Так что армию я покидал девственником.
4
В вагоне тронувшегося поезда, за замызганными окнами которого медленно проплывали плохо освещенные станционный перрон и темные улицы Петровска, Тарбазан со своей Танюхой осели в одном плацкартном купе, мне досталось место через стенку от них.
На эту девушку я сразу обратил внимание – она сидела у окна на застеленной поверх матраса ворсистым одеялом нижней полке, и с любопытством обернулась ко мне, когда я с шумом закинул свой чемоданчик на багажную полку.
Поезд набирал ход, и на столике сначала тихонько, а потом все сильнее стали дребезжать стаканы в алюминиевых подстаканниках. Соседи ее, укрывшись простынями и обернувшись спинами к нам, спали на своих полках, и свет в купе горел неяркий. Но он позволил мне достаточно хорошо рассмотреть бодрствующую попутчицу. Это была светловолосая голубоглазая особа лет двадцати пяти, довольно симпатичная, с ярким макияжем на лице, который она, видимо, решила не смывать на ночь.
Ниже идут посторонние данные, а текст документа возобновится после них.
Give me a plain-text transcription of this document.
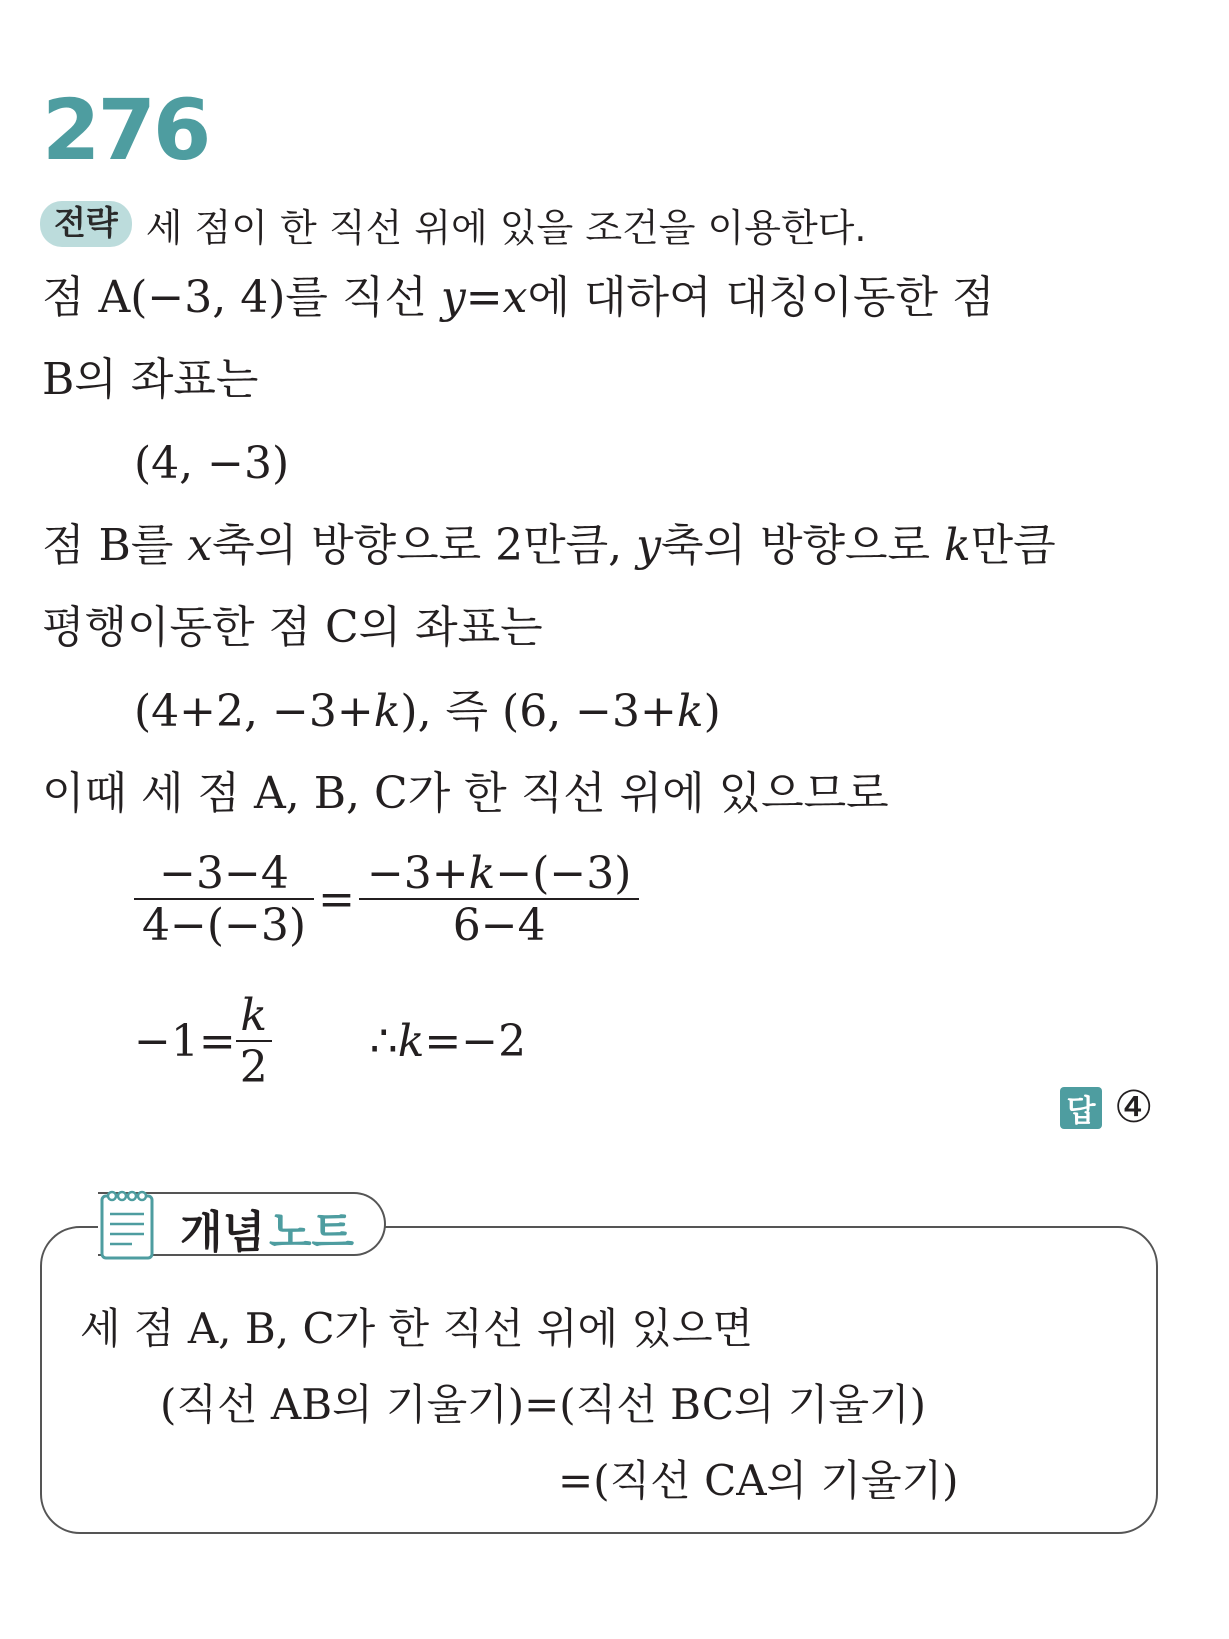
276
전략 세 점이 한 직선 위에 있을 조건을 이용한다.
점 A(−3, 4)를 직선 y=x에 대하여 대칭이동한 점
B의 좌표는
(4, −3)
점 B를 x축의 방향으로 2만큼, y축의 방향으로 k만큼
평행이동한 점 C의 좌표는
(4+2, −3+k), 즉 (6, −3+k)
이때 세 점 A, B, C가 한 직선 위에 있으므로
$\frac{-3-4}{4-(-3)} = \frac{-3+k-(-3)}{6-4}$
$-1= \frac{k}{2}$ ∴ k =−2
답 ④
개념노트
세 점 A, B, C가 한 직선 위에 있으면
(직선 AB의 기울기)=(직선 BC의 기울기)
=(직선 CA의 기울기)
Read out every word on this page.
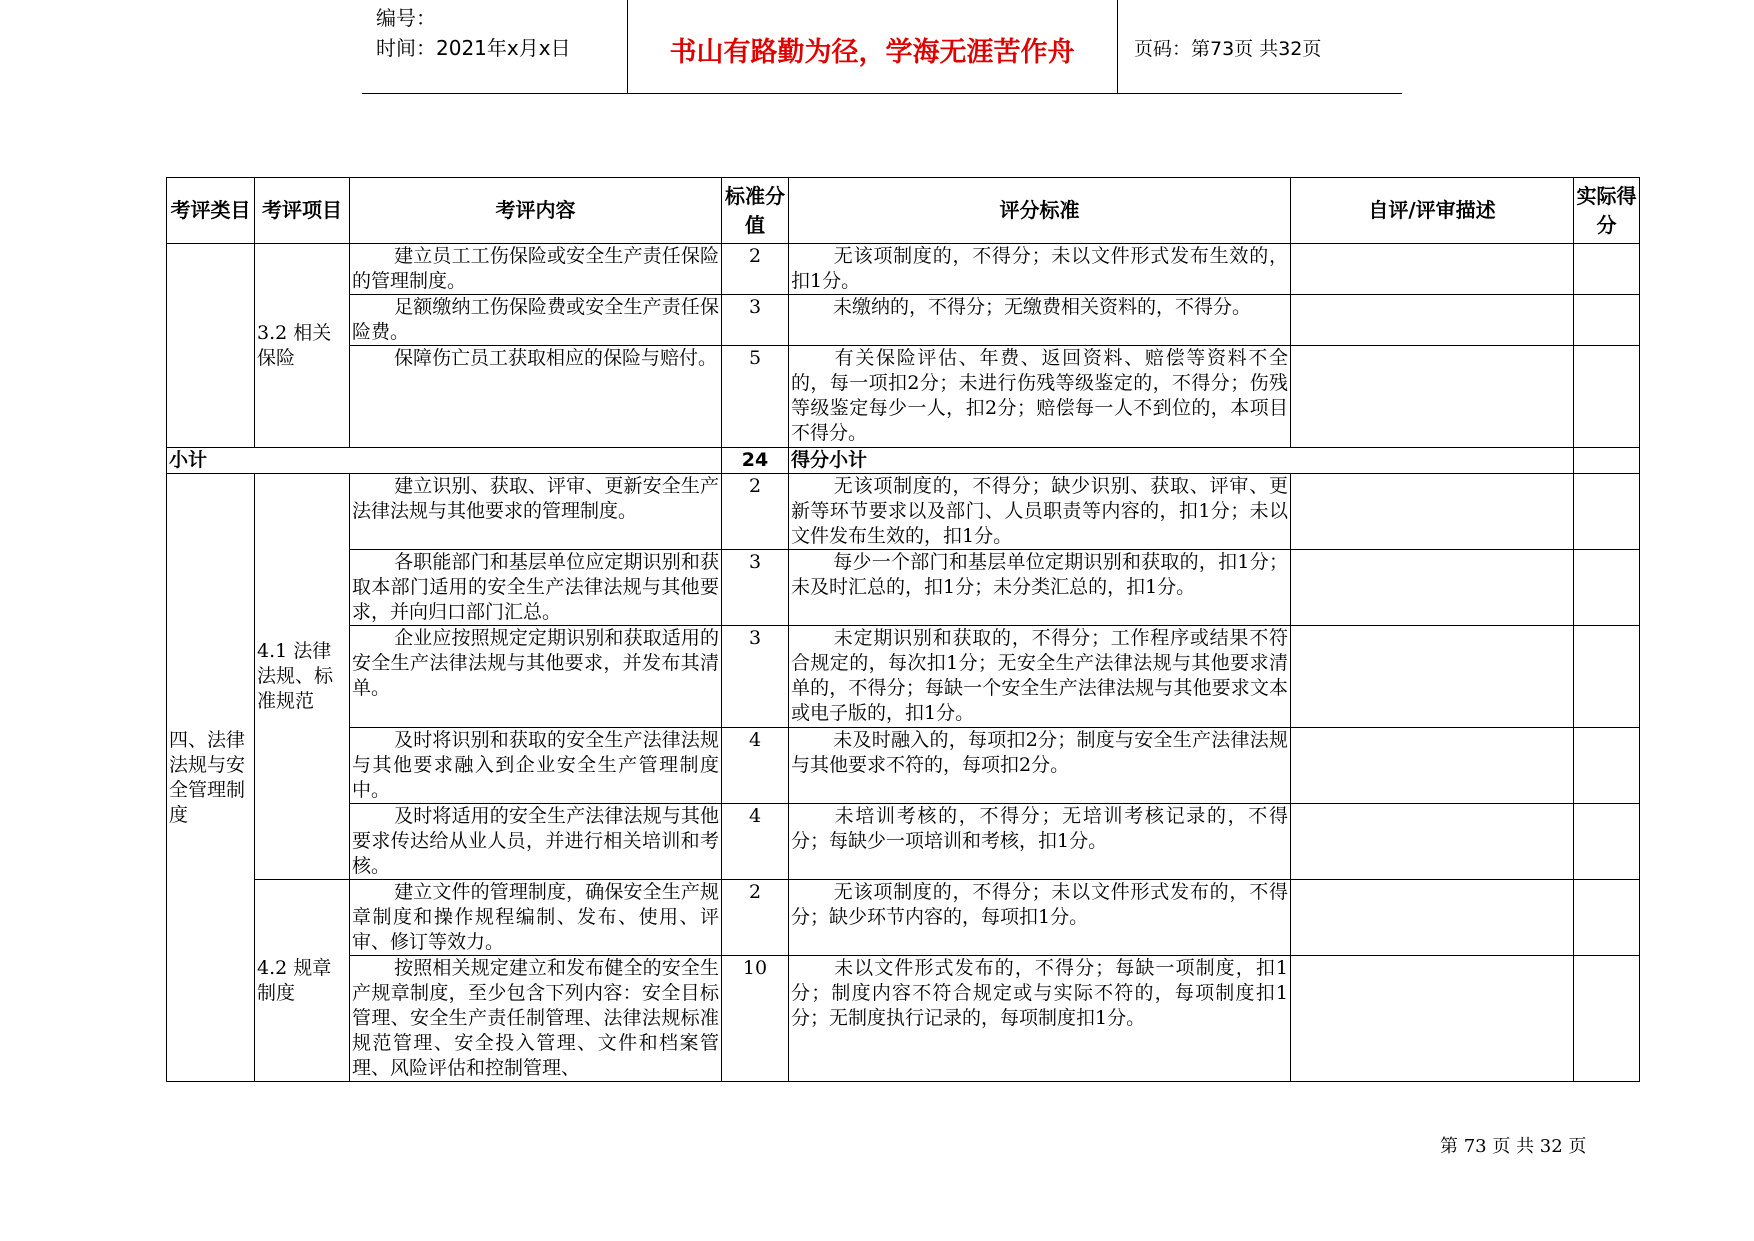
编号：
时间：2021年x月x日	书山有路勤为径，学海无涯苦作舟	页码：第73页 共32页
考评类目	考评项目	考评内容	标准分值	评分标准	自评/评审描述	实际得分
	3.2 相关保险	建立员工工伤保险或安全生产责任保险的管理制度。	2	无该项制度的，不得分；未以文件形式发布生效的，扣1分。		
		足额缴纳工伤保险费或安全生产责任保险费。	3	未缴纳的，不得分；无缴费相关资料的，不得分。		
		保障伤亡员工获取相应的保险与赔付。	5	有关保险评估、年费、返回资料、赔偿等资料不全的，每一项扣2分；未进行伤残等级鉴定的，不得分；伤残等级鉴定每少一人，扣2分；赔偿每一人不到位的，本项目不得分。		
小计			24	得分小计		
四、法律法规与安全管理制度	4.1 法律法规、标准规范	建立识别、获取、评审、更新安全生产法律法规与其他要求的管理制度。	2	无该项制度的，不得分；缺少识别、获取、评审、更新等环节要求以及部门、人员职责等内容的，扣1分；未以文件发布生效的，扣1分。		
		各职能部门和基层单位应定期识别和获取本部门适用的安全生产法律法规与其他要求，并向归口部门汇总。	3	每少一个部门和基层单位定期识别和获取的，扣1分；未及时汇总的，扣1分；未分类汇总的，扣1分。		
		企业应按照规定定期识别和获取适用的安全生产法律法规与其他要求，并发布其清单。	3	未定期识别和获取的，不得分；工作程序或结果不符合规定的，每次扣1分；无安全生产法律法规与其他要求清单的，不得分；每缺一个安全生产法律法规与其他要求文本或电子版的，扣1分。		
		及时将识别和获取的安全生产法律法规与其他要求融入到企业安全生产管理制度中。	4	未及时融入的，每项扣2分；制度与安全生产法律法规与其他要求不符的，每项扣2分。		
		及时将适用的安全生产法律法规与其他要求传达给从业人员，并进行相关培训和考核。	4	未培训考核的，不得分；无培训考核记录的，不得分；每缺少一项培训和考核，扣1分。		
	4.2 规章制度	建立文件的管理制度，确保安全生产规章制度和操作规程编制、发布、使用、评审、修订等效力。	2	无该项制度的，不得分；未以文件形式发布的，不得分；缺少环节内容的，每项扣1分。		
		按照相关规定建立和发布健全的安全生产规章制度，至少包含下列内容：安全目标管理、安全生产责任制管理、法律法规标准规范管理、安全投入管理、文件和档案管理、风险评估和控制管理、	10	未以文件形式发布的，不得分；每缺一项制度，扣1分；制度内容不符合规定或与实际不符的，每项制度扣1分；无制度执行记录的，每项制度扣1分。		
第 73 页 共 32 页
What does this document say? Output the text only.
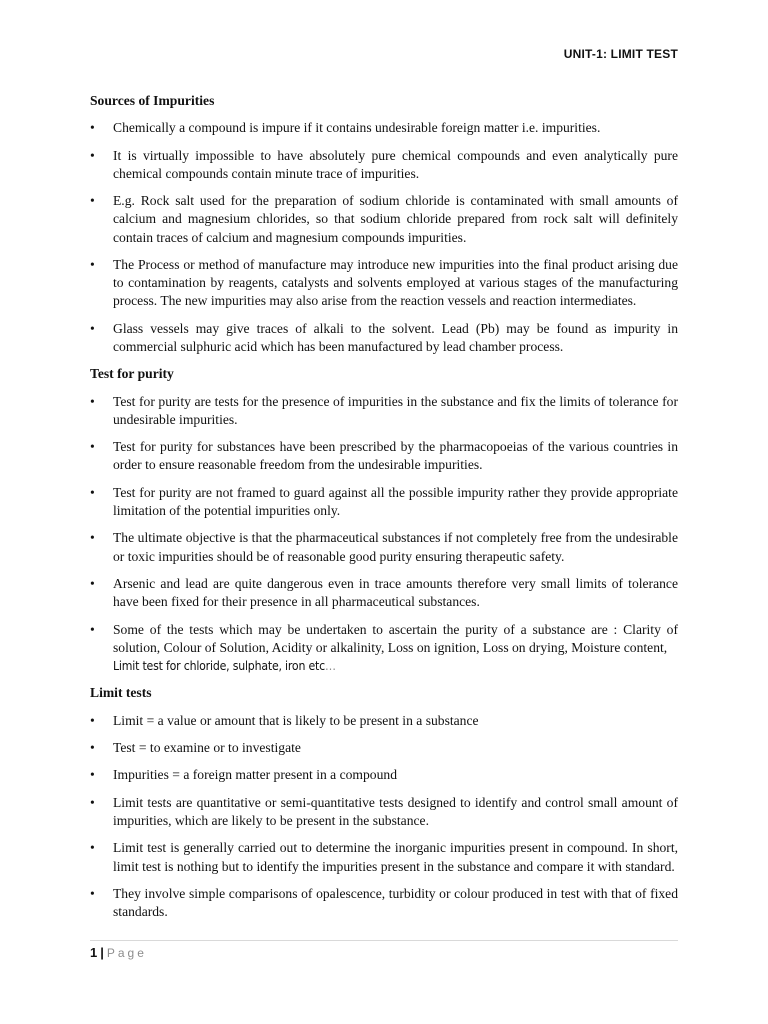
UNIT-1: LIMIT TEST
Sources of Impurities
• Chemically a compound is impure if it contains undesirable foreign matter i.e. impurities.
• It is virtually impossible to have absolutely pure chemical compounds and even analytically pure chemical compounds contain minute trace of impurities.
• E.g. Rock salt used for the preparation of sodium chloride is contaminated with small amounts of calcium and magnesium chlorides, so that sodium chloride prepared from rock salt will definitely contain traces of calcium and magnesium compounds impurities.
• The Process or method of manufacture may introduce new impurities into the final product arising due to contamination by reagents, catalysts and solvents employed at various stages of the manufacturing process. The new impurities may also arise from the reaction vessels and reaction intermediates.
• Glass vessels may give traces of alkali to the solvent. Lead (Pb) may be found as impurity in commercial sulphuric acid which has been manufactured by lead chamber process.
Test for purity
• Test for purity are tests for the presence of impurities in the substance and fix the limits of tolerance for undesirable impurities.
• Test for purity for substances have been prescribed by the pharmacopoeias of the various countries in order to ensure reasonable freedom from the undesirable impurities.
• Test for purity are not framed to guard against all the possible impurity rather they provide appropriate limitation of the potential impurities only.
• The ultimate objective is that the pharmaceutical substances if not completely free from the undesirable or toxic impurities should be of reasonable good purity ensuring therapeutic safety.
• Arsenic and lead are quite dangerous even in trace amounts therefore very small limits of tolerance have been fixed for their presence in all pharmaceutical substances.
• Some of the tests which may be undertaken to ascertain the purity of a substance are : Clarity of solution, Colour of Solution, Acidity or alkalinity, Loss on ignition, Loss on drying, Moisture content,
Limit test for chloride, sulphate, iron etc…
Limit tests
• Limit = a value or amount that is likely to be present in a substance
• Test = to examine or to investigate
• Impurities = a foreign matter present in a compound
• Limit tests are quantitative or semi-quantitative tests designed to identify and control small amount of impurities, which are likely to be present in the substance.
• Limit test is generally carried out to determine the inorganic impurities present in compound. In short, limit test is nothing but to identify the impurities present in the substance and compare it with standard.
• They involve simple comparisons of opalescence, turbidity or colour produced in test with that of fixed standards.
1 | Page
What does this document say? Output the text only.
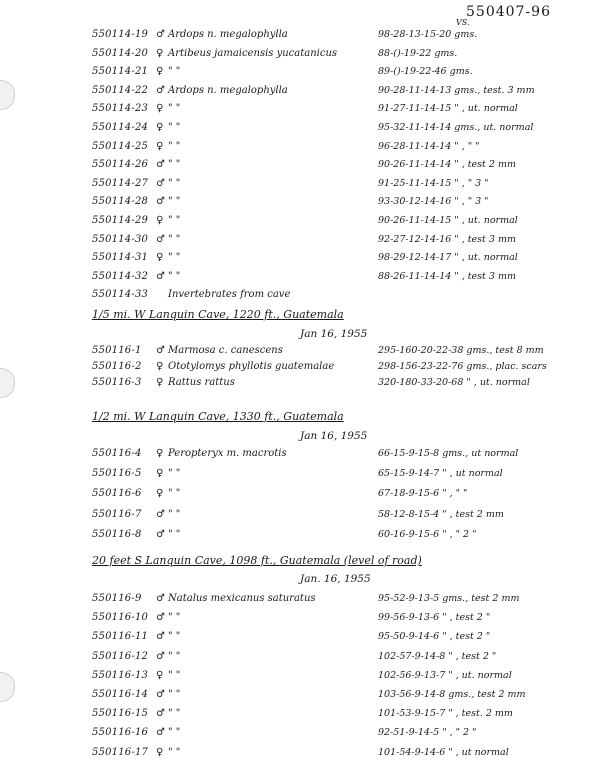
550407-96
VS.
550114-19 ♂ Ardops n. megalophylla	98-28-13-15-20 gms.
550114-20 ♀ Artibeus jamaicensis yucatanicus	88-()-19-22 gms.
550114-21 ♀ " "	89-()-19-22-46 gms.
550114-22 ♂ Ardops n. megalophylla	90-28-11-14-13 gms., test. 3 mm
550114-23 ♀ " "	91-27-11-14-15 " , ut. normal
550114-24 ♀ " "	95-32-11-14-14 gms., ut. normal
550114-25 ♀ " "	96-28-11-14-14 " , " "
550114-26 ♂ " "	90-26-11-14-14 " , test 2 mm
550114-27 ♂ " "	91-25-11-14-15 " , " 3 "
550114-28 ♂ " "	93-30-12-14-16 " , " 3 "
550114-29 ♀ " "	90-26-11-14-15 " , ut. normal
550114-30 ♂ " "	92-27-12-14-16 " , test 3 mm
550114-31 ♀ " "	98-29-12-14-17 " , ut. normal
550114-32 ♂ " "	88-26-11-14-14 " , test 3 mm
550114-33 Invertebrates from cave
1/5 mi. W Lanquin Cave, 1220 ft., Guatemala
Jan 16, 1955
550116-1 ♂ Marmosa c. canescens	295-160-20-22-38 gms., test 8 mm
550116-2 ♀ Ototylomys phyllotis guatemalae	298-156-23-22-76 gms., plac. scars
550116-3 ♀ Rattus rattus	320-180-33-20-68 " , ut. normal
1/2 mi. W Lanquin Cave, 1330 ft., Guatemala
Jan 16, 1955
550116-4 ♀ Peropteryx m. macrotis	66-15-9-15-8 gms., ut normal
550116-5 ♀ " "	65-15-9-14-7 " , ut normal
550116-6 ♀ " "	67-18-9-15-6 " , " "
550116-7 ♂ " "	58-12-8-15-4 " , test 2 mm
550116-8 ♂ " "	60-16-9-15-6 " , " 2 "
20 feet S Lanquin Cave, 1098 ft., Guatemala (level of road)
Jan. 16, 1955
550116-9 ♂ Natalus mexicanus saturatus	95-52-9-13-5 gms., test 2 mm
550116-10 ♂ " "	99-56-9-13-6 " , test 2 "
550116-11 ♂ " "	95-50-9-14-6 " , test 2 "
550116-12 ♂ " "	102-57-9-14-8 " , test 2 "
550116-13 ♀ " "	102-56-9-13-7 " , ut. normal
550116-14 ♂ " "	103-56-9-14-8 gms., test 2 mm
550116-15 ♂ " "	101-53-9-15-7 " , test. 2 mm
550116-16 ♂ " "	92-51-9-14-5 " , " 2 "
550116-17 ♀ " "	101-54-9-14-6 " , ut normal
- Здрасьти, - чуточку развязнее, чем следовало бы, поздоровался я, снимая с себя ремень с надраенной блескучей бляхой и расстегивая шинель. – Ничего, если мы с вами дальше вместе поедем? Вам вообще куда? Мне вот до Павлодара пилить.
Повесив шинель на крючок за спиной у себя и закинув шапку на верхнюю полку, я отвернул ее постель и уселся на голую полку с краю. Эта моя предупредительность, похоже, понравилась блондинке.
- Да садился бы на одеяло, - улыбнувшись и обращаясь ко мне на «ты», сказала она. Я это оценил как выказанное расположение и тут же обрадованно разулыбался.
- Ну, на одеяло, так на одеяло!
И приподнявшись, вернул отвернутый угол постели на место и с довольным видом снова уселся, теперь уже на одеяло.
- Меня Маратом зовут, - сообщил я очаровательной попутчице, уже начиная влюбляться в нее. – Так ты так и не сказала, куда едешь. Хорошо бы до Павлодара! Целых два дня вместе!
- Валя, - церемонно протянула она мне узкую прохладную ладошку. – Нет, мне немного поближе. Я в Шортандах выйду.
- Шортандах… Никогда не слышал.
- Да не Шортандах, а Шортанды! – зазвенел колокольчик ее милого смеха. Спящий на противоположной нижней полке сосед заворочался, повернулся лицом к нам. Это была мордатая тетка с растрепанной прической и недовольным заспанным лицом.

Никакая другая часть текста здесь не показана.